As someone who was actively involved in the arts as a teen, including marching band, the Indianapolis Children’s Choir and many stage productions, designing for the performing arts is a passion of mine and has been a highlight in my architecture career. But as school districts face more and more financial constraints, the arts is often one of the first things to be trimmed in the budget. Indeed, many penny-wise but pound-foolish observers are even asking if having a large central auditorium is still relevant in today’s high schools.
I respond with an emphatic YES. With new design concepts and an emphasis on adaptability of space, it’s still possible to have a place where music, plays and other performance arts can truly have a home in the modern high school.
A classic space for modern needs
Theaters are an important building type with a history that goes back thousands of years, to the ancient Roman and Greek times and beyond. They were places where people could gather to see and be seen, where distractions were blocked out and the community could focus on what someone had to say, whether through speech or performance. With a key tenet of 21st century learning focusing on educating the whole student, these spaces are still relevant today in developing communication and presentation skills, creativity and a passion for learning.

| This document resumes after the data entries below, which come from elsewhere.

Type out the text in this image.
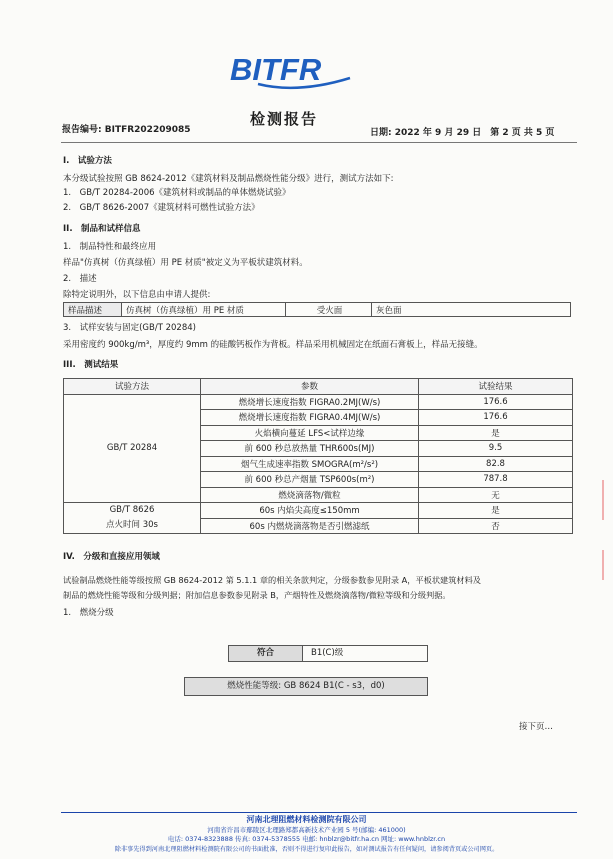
BITFR
检测报告
报告编号: BITFR202209085	日期: 2022 年 9 月 29 日　第 2 页 共 5 页
I.　试验方法
本分级试验按照 GB 8624-2012《建筑材料及制品燃烧性能分级》进行，测试方法如下:
1.　GB/T 20284-2006《建筑材料或制品的单体燃烧试验》
2.　GB/T 8626-2007《建筑材料可燃性试验方法》
II.　制品和试样信息
1.　制品特性和最终应用
样品"仿真树（仿真绿植）用 PE 材质"被定义为平板状建筑材料。
2.　描述
除特定说明外，以下信息由申请人提供:
样品描述	仿真树（仿真绿植）用 PE 材质	受火面	灰色面
3.　试样安装与固定(GB/T 20284)
采用密度约 900kg/m³，厚度约 9mm 的硅酸钙板作为背板。样品采用机械固定在纸面石膏板上，样品无接缝。
III.　测试结果
试验方法	参数	试验结果
GB/T 20284	燃烧增长速度指数 FIGRA0.2MJ(W/s)	176.6
	燃烧增长速度指数 FIGRA0.4MJ(W/s)	176.6
	火焰横向蔓延 LFS<试样边缘	是
	前 600 秒总放热量 THR600s(MJ)	9.5
	烟气生成速率指数 SMOGRA(m²/s²)	82.8
	前 600 秒总产烟量 TSP600s(m²)	787.8
	燃烧滴落物/微粒	无
GB/T 8626
点火时间 30s	60s 内焰尖高度≤150mm	是
	60s 内燃烧滴落物是否引燃滤纸	否
IV.　分级和直接应用领域
试验制品燃烧性能等级按照 GB 8624-2012 第 5.1.1 章的相关条款判定，分级参数参见附录 A，平板状建筑材料及
制品的燃烧性能等级和分级判据；附加信息参数参见附录 B，产烟特性及燃烧滴落物/微粒等级和分级判据。
1.　燃烧分级
符合	B1(C)级
燃烧性能等级: GB 8624 B1(C - s3，d0)
接下页…
河南北理阻燃材料检测院有限公司
河南省许昌市鄢陵区北理路郑都高新技术产业园 5 号(邮编: 461000)
电话: 0374-8323888 传真: 0374-5378555 电邮: hnblzr@bitfr.ha.cn 网址: www.hnblzr.cn
除非事先得到河南北理阻燃材料检测院有限公司的书面批准，否则不得进行复印此报告，如对测试报告有任何疑问，请参阅背页或公司网页。
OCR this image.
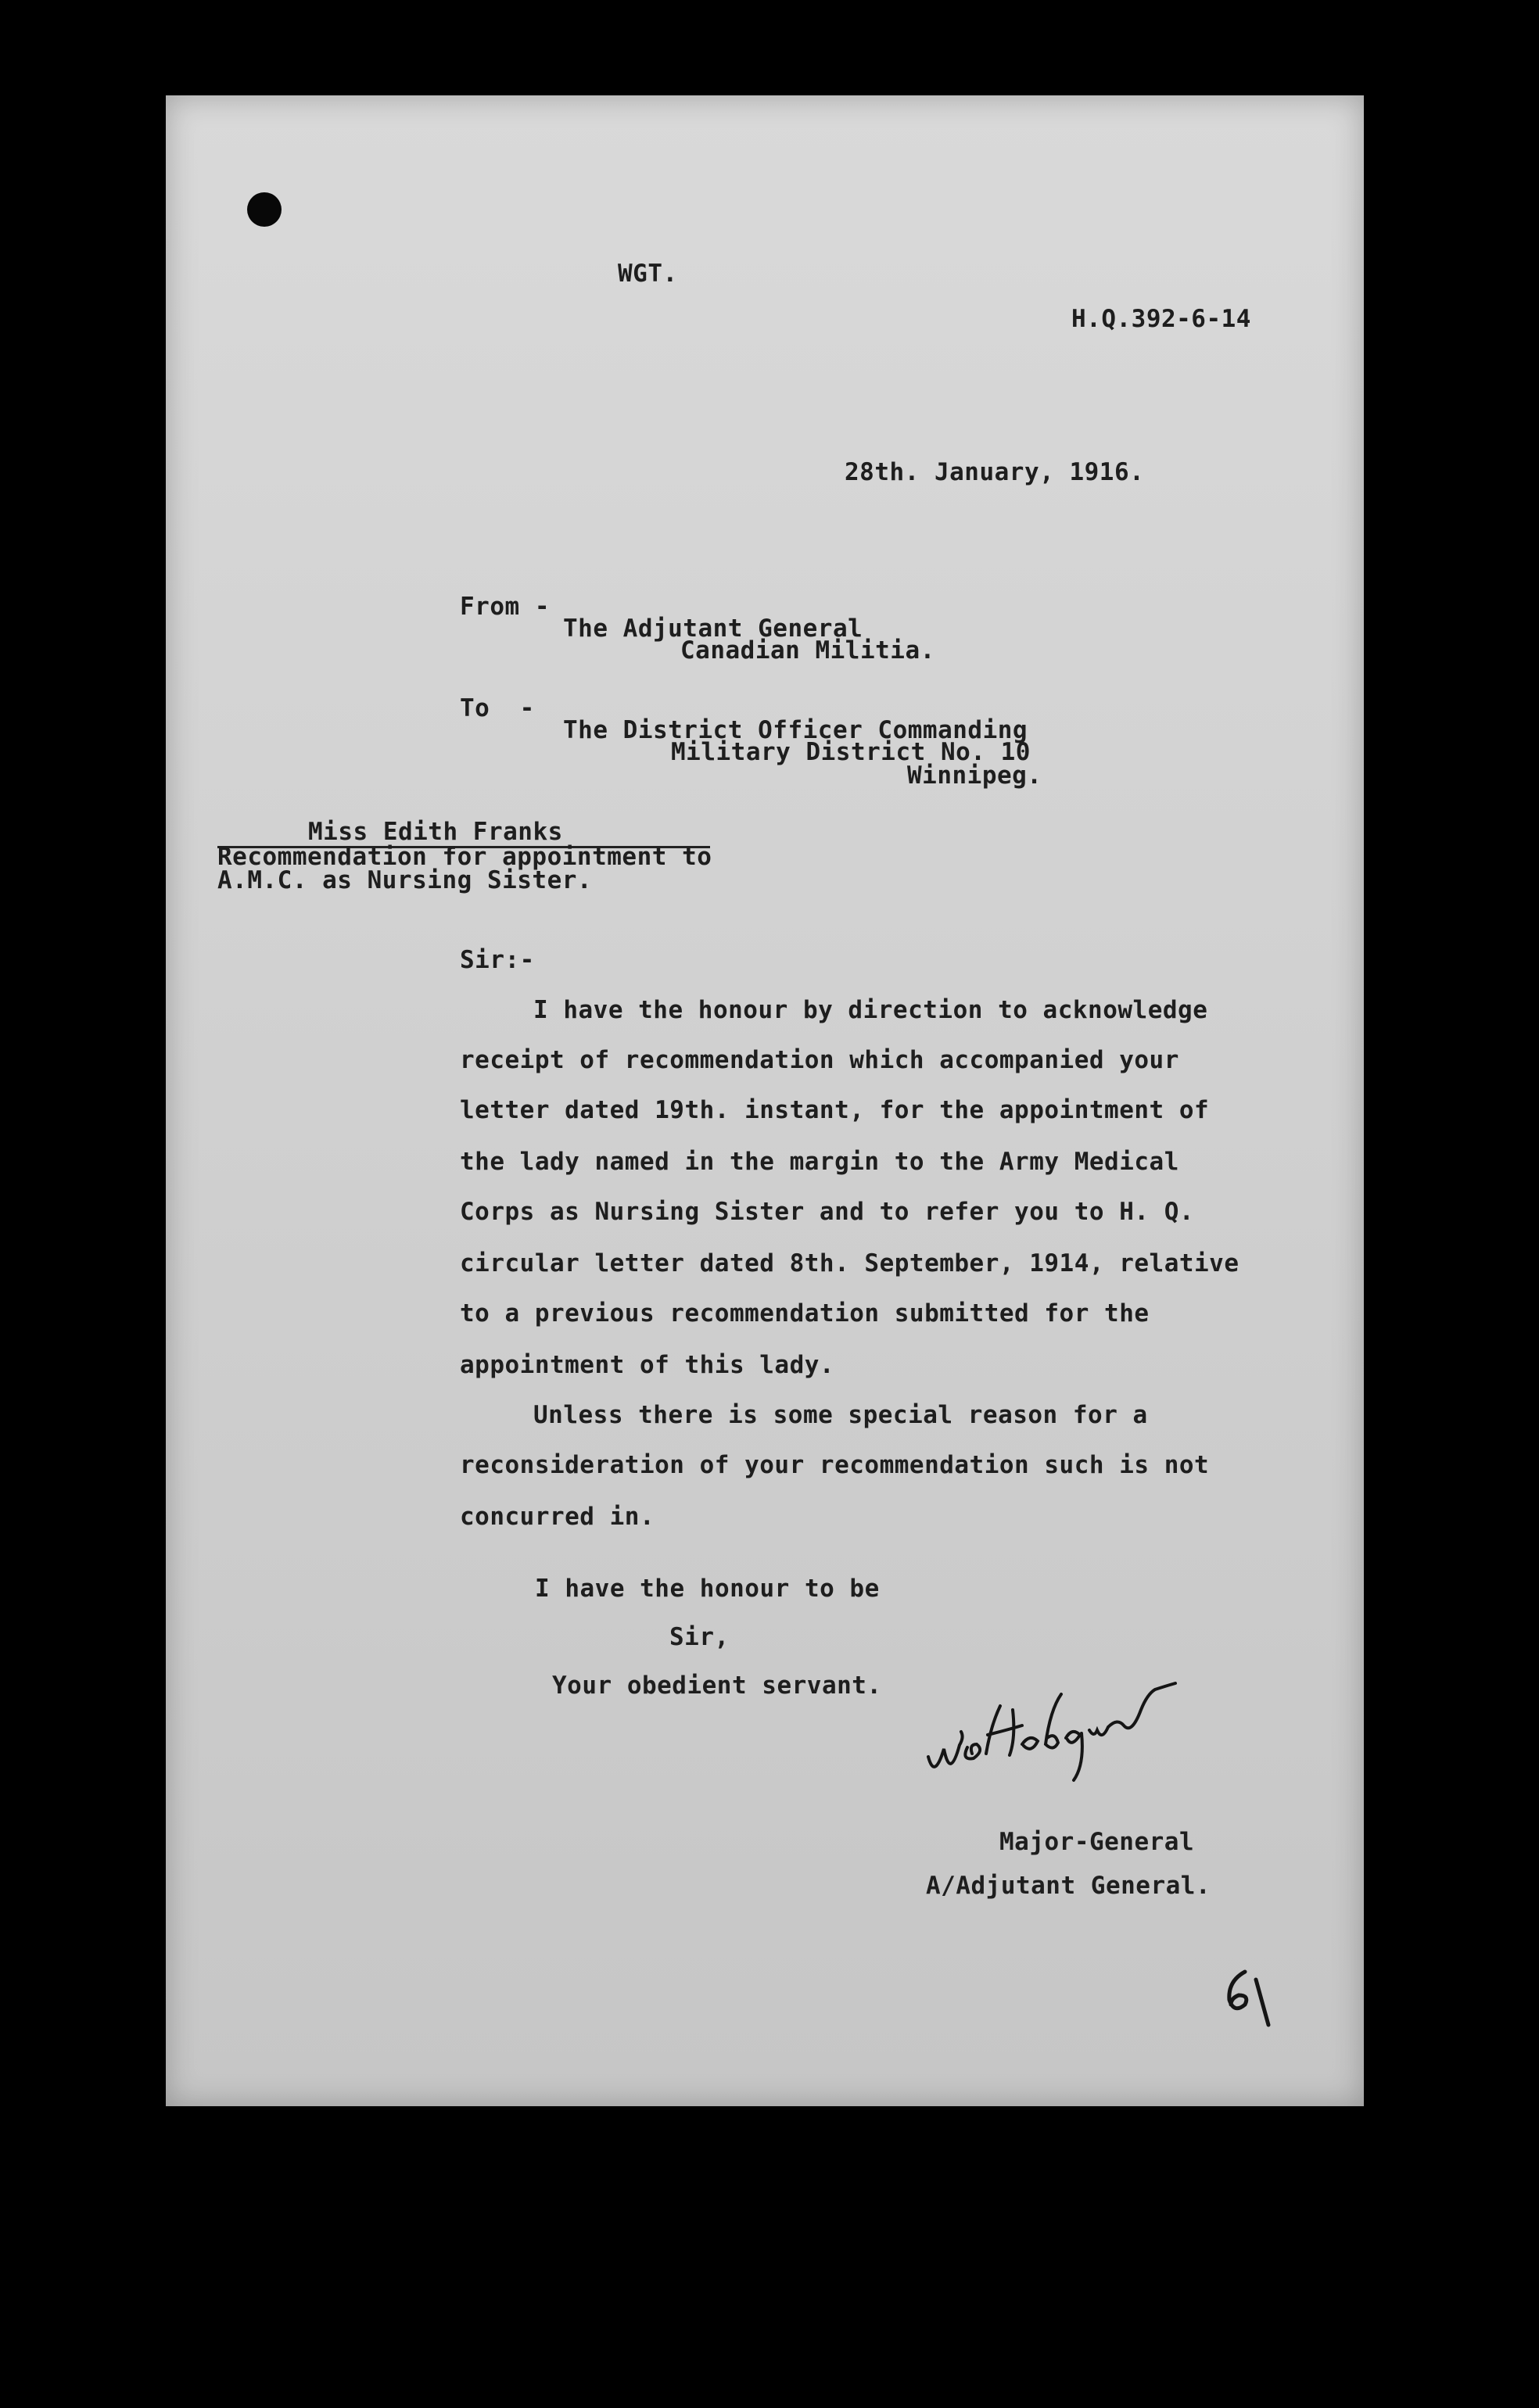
WGT.
H.Q.392-6-14
28th. January, 1916.
From -
The Adjutant General
Canadian Militia.
To  -
The District Officer Commanding
Military District No. 10
Winnipeg.
Miss Edith Franks
Recommendation for appointment to
A.M.C. as Nursing Sister.
Sir:-
I have the honour by direction to acknowledge
receipt of recommendation which accompanied your
letter dated 19th. instant, for the appointment of
the lady named in the margin to the Army Medical
Corps as Nursing Sister and to refer you to H. Q.
circular letter dated 8th. September, 1914, relative
to a previous recommendation submitted for the
appointment of this lady.
Unless there is some special reason for a
reconsideration of your recommendation such is not
concurred in.
I have the honour to be
Sir,
Your obedient servant.
Major-General
A/Adjutant General.
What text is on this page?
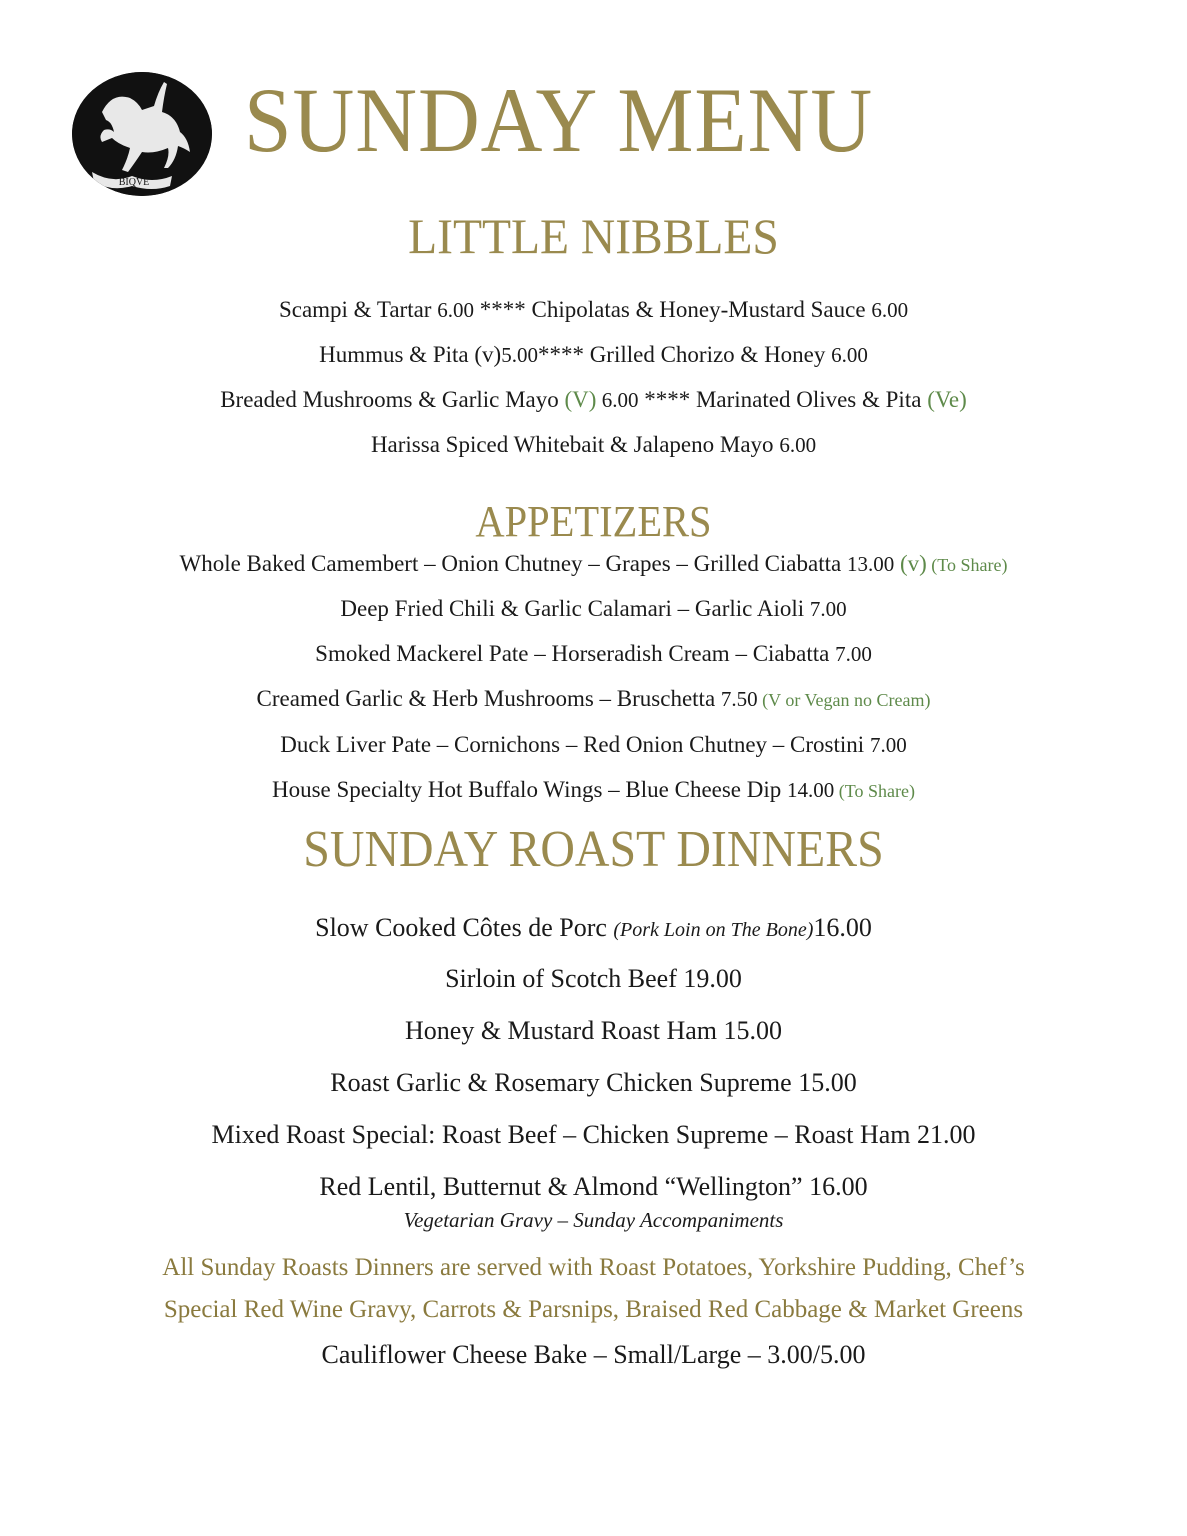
BIQVE
SUNDAY MENU
LITTLE NIBBLES
Scampi & Tartar 6.00 **** Chipolatas & Honey-Mustard Sauce 6.00
Hummus & Pita (v)5.00**** Grilled Chorizo & Honey 6.00
Breaded Mushrooms & Garlic Mayo (V) 6.00 **** Marinated Olives & Pita (Ve)
Harissa Spiced Whitebait & Jalapeno Mayo 6.00
APPETIZERS
Whole Baked Camembert – Onion Chutney – Grapes – Grilled Ciabatta 13.00 (v) (To Share)
Deep Fried Chili & Garlic Calamari – Garlic Aioli 7.00
Smoked Mackerel Pate – Horseradish Cream – Ciabatta 7.00
Creamed Garlic & Herb Mushrooms – Bruschetta 7.50 (V or Vegan no Cream)
Duck Liver Pate – Cornichons – Red Onion Chutney – Crostini 7.00
House Specialty Hot Buffalo Wings – Blue Cheese Dip 14.00 (To Share)
SUNDAY ROAST DINNERS
Slow Cooked Côtes de Porc (Pork Loin on The Bone)16.00
Sirloin of Scotch Beef 19.00
Honey & Mustard Roast Ham 15.00
Roast Garlic & Rosemary Chicken Supreme 15.00
Mixed Roast Special: Roast Beef – Chicken Supreme – Roast Ham 21.00
Red Lentil, Butternut & Almond “Wellington” 16.00
Vegetarian Gravy – Sunday Accompaniments
All Sunday Roasts Dinners are served with Roast Potatoes, Yorkshire Pudding, Chef’s
Special Red Wine Gravy, Carrots & Parsnips, Braised Red Cabbage & Market Greens
Cauliflower Cheese Bake – Small/Large – 3.00/5.00
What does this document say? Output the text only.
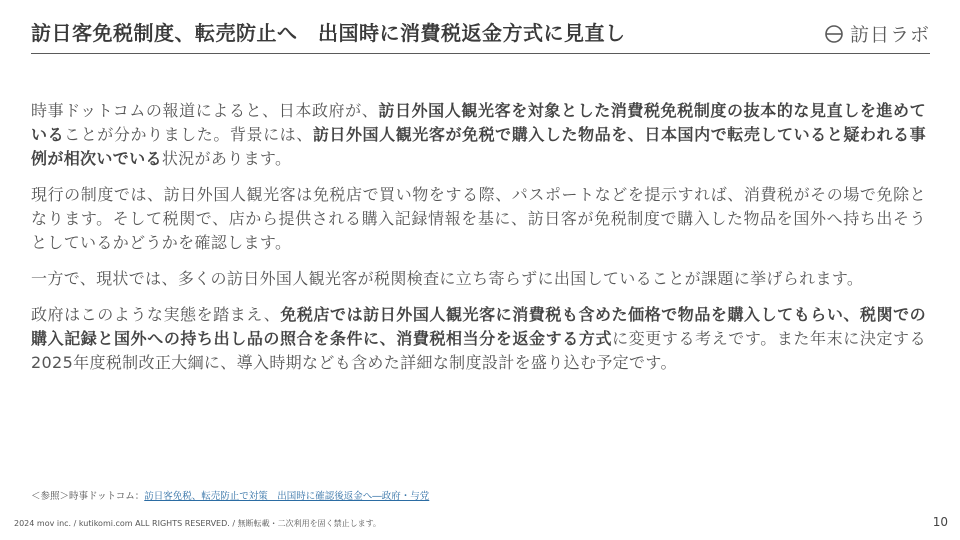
訪日客免税制度、転売防止へ　出国時に消費税返金方式に見直し	訪日ラボ

時事ドットコムの報道によると、日本政府が、訪日外国人観光客を対象とした消費税免税制度の抜本的な見直しを進めていることが分かりました。背景には、訪日外国人観光客が免税で購入した物品を、日本国内で転売していると疑われる事例が相次いでいる状況があります。

現行の制度では、訪日外国人観光客は免税店で買い物をする際、パスポートなどを提示すれば、消費税がその場で免除となります。そして税関で、店から提供される購入記録情報を基に、訪日客が免税制度で購入した物品を国外へ持ち出そうとしているかどうかを確認します。

一方で、現状では、多くの訪日外国人観光客が税関検査に立ち寄らずに出国していることが課題に挙げられます。

政府はこのような実態を踏まえ、免税店では訪日外国人観光客に消費税も含めた価格で物品を購入してもらい、税関での購入記録と国外への持ち出し品の照合を条件に、消費税相当分を返金する方式に変更する考えです。また年末に決定する2025年度税制改正大綱に、導入時期なども含めた詳細な制度設計を盛り込む予定です。

＜参照＞時事ドットコム：訪日客免税、転売防止で対策　出国時に確認後返金へ―政府・与党
2024 mov inc. / kutikomi.com ALL RIGHTS RESERVED. / 無断転載・二次利用を固く禁止します。	10
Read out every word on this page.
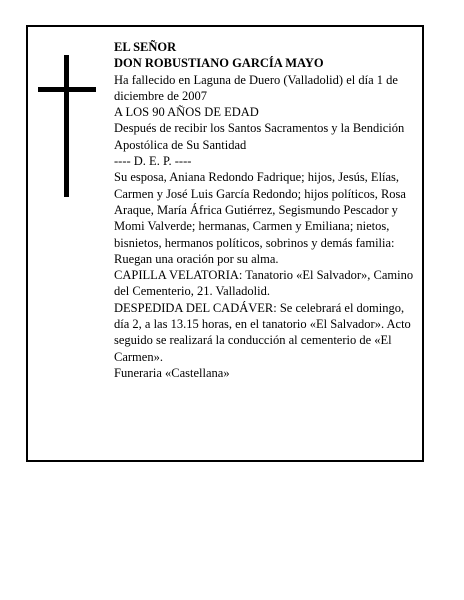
EL SEÑOR

DON ROBUSTIANO GARCÍA MAYO

Ha fallecido en Laguna de Duero (Valladolid) el día 1 de diciembre de 2007

A LOS 90 AÑOS DE EDAD

Después de recibir los Santos Sacramentos y la Bendición Apostólica de Su Santidad

---- D. E. P. ----

Su esposa, Aniana Redondo Fadrique; hijos, Jesús, Elías, Carmen y José Luis García Redondo; hijos políticos, Rosa Araque, María África Gutiérrez, Segismundo Pescador y Momi Valverde; hermanas, Carmen y Emiliana; nietos, bisnietos, hermanos políticos, sobrinos y demás familia:

Ruegan una oración por su alma.

CAPILLA VELATORIA: Tanatorio «El Salvador», Camino del Cementerio, 21. Valladolid.

DESPEDIDA DEL CADÁVER: Se celebrará el domingo, día 2, a las 13.15 horas, en el tanatorio «El Salvador». Acto seguido se realizará la conducción al cementerio de «El Carmen».

Funeraria «Castellana»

To support these concepts, it is important to provide a performance atmosphere for arts and music education that can’t be done in any other type of space. You wouldn’t try to hold a football game in an indoor gymnasium, or a science fair on a soccer field. The same goes for music, dance and acting—they can’t be presented in any other space without reducing their impact. The challenge is incorporating a performing arts space in a way that aligns with the 21st century emphasis on flexibility, where places within the school can be used for more than one purpose.
Functionality takes center stage
People tend to think of an auditorium as being rigid—a place that’s empty most of the time, and requires a technical staff to properly run the lights, audio, curtains, etc. But at Fanning Howey, we design performing arts auditoriums that can be used easily for multiple purposes. By making key adaptations to the technology, the space can be made easy to use by non-technical people. So, for example, a teacher could turn the auditorium into a lecture space or a movie theater with the touch of a button.
Some of our auditoriums are flexible even in terms of size. These spaces can be easily expanded into an adjacent cafeteria or gymnasium area for overflow seating. We even consult with local professional arts organizations and speaking groups to interest them in using the space in order to connect to the community. Students in trade classes are also brought in to help build sets and learn additional crafts. By maximizing the number of uses an auditorium can be put to, it opens up more possibilities and makes the design more justifiable financially.
The arts are an important and necessary part of a well-rounded education. With a little innovative thought and creative design, the modern high school auditorium can serve as the foundation for learning about the arts in your community, while performing as a flexible and essential component of the school.